Home→Forums→Relationships→He Left me after 7 years together for Conservative Parents.. Help me Please!→Reply To: He Left me after 7 years together for Conservative Parents.. Help me Please!
Dear Sushmita:
“I am going for further studies to different town” – please make it happen ASAP (As Soon As Possible).
“The situation in the family has worsened, I was beaten by my mother to the point where my nose started bleeding… When I get up, the first question is: when are you leaving. You are curse to the family… Constantly I am told to die so that they can live in peace… My mother all the time says you were definitely our enemy in past life that came to ruin our life. I was better without a child like you. I gave you everything.. and you gave me that chamar boy“-
–chamar means a Dalit, a person belonging to a class of people in India that is outside the caste system, a person who your parents, as well millions of others, consider so inferior and dirty in every way.. that if a person of the 4 castes touches a Dalit, the person will become dirty. This is why Dalits are also called untouchables.
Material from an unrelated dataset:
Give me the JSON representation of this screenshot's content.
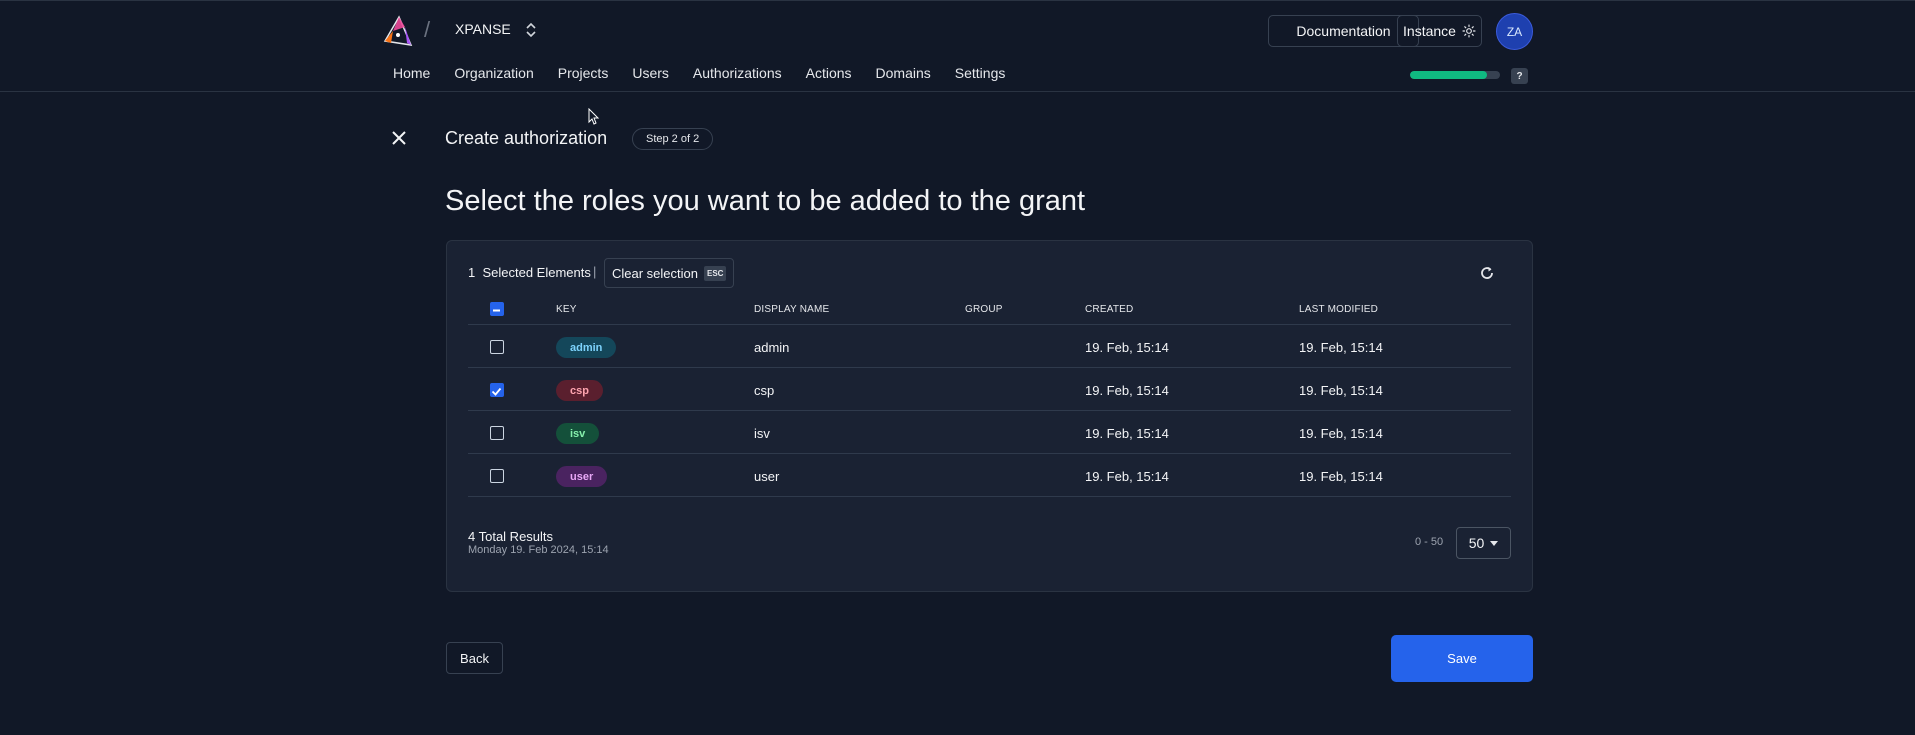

And it so happens that you are in love with a Dalit (or a person that your parents consider to be as inferior as a Dalit), and your parents strongly disapprove. Your mother, who considers herself very superior to a Dalit, the one who “gave you everything“… also gave you a bloody nose and plenty of verbal violence.
Let’s look at the guy’s attitude: when you told him about your mother’s verbal and physical violence against you, “he says parents do say such things. It’s okay. Give it time. Leave it to God. Miracles do happen. And we do have three years. I am not asking you to wait either”-
– sincerely, Sushmita, I don’t think that there is any chance in this life that your parents will agree to a marriage between you and the guy, so I see no reason for you (or for him) to wait for your parents to change their minds. I don’t think that it is realistic to wait for a miracle in this regard. I also think that it is very unwise for you to continue to try to change their minds and receive more abuse for it, abuse that the guy you love thinks is okay.
Your only chance to marry him is to do so without their approval. To make this happen, you and the guy will have to decide to get married without your parents’ approval and to live away from your parents, having no contact with them. The problem is that you are not willing to do that and neither is he. Therefore, there can be no marriage.
“I do love him but I’ll try not to wait“- waiting for your parents to change their minds is useless.
“I don’t have family“- if you don’t have a family, why are you living with these people who perpetrate verbal and physical violence against you?
“I am (not) that beautiful. I haven’t achieved anything in life too“- if you live without the verbal and physical violence perpetrated against you, you will become prettier, and you will achieve more in life than currently (“I am still at home, bedridden“, Aug 25, 2022).
“Is this how my life going to be forever?”- you can change your life for the better, so that it will not be like this forever: (1) give up on the guy and on convincing your parents to approve marrying him, don’t even mention him to your parents anymore, (2) live in a different town ASAP… and take it from there. I am rooting for you, Sushmita!